The question becomes whether she is still able to do the same type of work. What if she has suffered a significant neck injury? Is she still able to sit for long periods as her job requires?
A vocational rehabilitation expert is the most qualified person to determine whether a plaintiff has sustained a loss in earning capacity.
Anyone who works in a competitive labor market needs skills to perform the essential functions of the jobs for which they are qualified. Only a vocational rehabilitation expert can determine if one’s skill set allows one to transfer to another job that pays comparable wages. If not, the individual has lost earning capacity. Whether or not this loss might continue over one’s work-life expectancy is an individual-specific determination that only a vocational rehabilitation expert can make.
A vocational rehabilitation expert and an economic evaluation would be most helpful to determine what future limitations she may face in her career as a result of the car accident in Arizona.
Lost or diminished earning capacity may be mitigated through occupational retraining where one can acquire additional skills before returning to work.
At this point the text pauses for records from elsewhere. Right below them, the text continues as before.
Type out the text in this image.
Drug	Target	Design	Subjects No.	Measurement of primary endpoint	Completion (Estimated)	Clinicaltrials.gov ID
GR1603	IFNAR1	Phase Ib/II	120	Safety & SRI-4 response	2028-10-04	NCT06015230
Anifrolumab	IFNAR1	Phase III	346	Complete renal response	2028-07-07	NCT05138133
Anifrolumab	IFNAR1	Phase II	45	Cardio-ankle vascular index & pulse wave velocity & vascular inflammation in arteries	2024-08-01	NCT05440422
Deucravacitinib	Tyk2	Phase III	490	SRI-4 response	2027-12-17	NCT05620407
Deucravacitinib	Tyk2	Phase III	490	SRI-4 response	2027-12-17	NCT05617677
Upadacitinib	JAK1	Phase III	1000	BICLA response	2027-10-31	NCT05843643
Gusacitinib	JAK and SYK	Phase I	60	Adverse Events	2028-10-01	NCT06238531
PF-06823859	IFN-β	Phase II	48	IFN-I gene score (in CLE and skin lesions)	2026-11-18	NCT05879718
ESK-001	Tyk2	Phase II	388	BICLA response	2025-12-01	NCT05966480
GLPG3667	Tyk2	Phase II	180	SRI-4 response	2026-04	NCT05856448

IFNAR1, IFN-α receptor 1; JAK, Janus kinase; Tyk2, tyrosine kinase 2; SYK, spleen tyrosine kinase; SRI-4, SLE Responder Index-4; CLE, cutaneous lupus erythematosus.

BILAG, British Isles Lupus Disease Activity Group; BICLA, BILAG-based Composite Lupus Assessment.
In many cases, with a short-term investment in training that might take someone out of the workforce for a defined time, the new skills could result in new opportunities and higher earning power.
All of this information is key to reaching the appropriate settlement in a personal injury claim.
Below is a summary of these types of cases.
Other Case Examples of Loss of Wages vs Loss of Earning Capacity
Ball Corporation v. George (1976)
Irene George brought suit against Ball Corporation for injuries sustained to her eye after a glass bottle exploded in her home. Ball Corporation was the manufacturer of the bottle.
Irene, who had a part-time job working in a local school cafeteria, experienced permanently diminished vision.
The Court of Appeals ruled that, even if Mrs. George had never been employed outside of her home, she could be entitled to loss of earning capacity damages. Past earnings did not need to be proven. There was no requirement that Mrs. George shows a desire to reenter the workforce.
The jury awarded Irene George $175,000 (adjusted for inflation: $728,962.65) in damages, including lost earning capacity.
Rossell v. Volkswagen of America (1985)
This case was brought against Volkswagen for injuries sustained by Rossell’s minor daughter in a car accident in Arizona
The car flipped and skidded. Dripping acid from a broken battery severely burned the unconscious defendant’s upper body and face. The acid caused permanent injuries and disfigurement.
The jury awarded the plaintiff $1,500,00 (adjusted for inflation: $3,304,140.33), partially in recompense for lessened future earning capacity, despite the minor child having no work history.
Felder v. Physiotherapy Associates (2007)
In 1998, Felder, a professional baseball player for the Milwaukee Brewers, was rehabbing from an elbow injury at a Tempe-based physiotherapy facility.
A ball bounced off of an improperly maintained batting cage and struck Felder in the eye, causing an orbital fracture.
After lengthy testimony by a bevy of experts, the jury awarded Felder $7,000.000 less than the 30% it attributed to his fault, bringing his damages to $4,900.00 in lost earning capacity.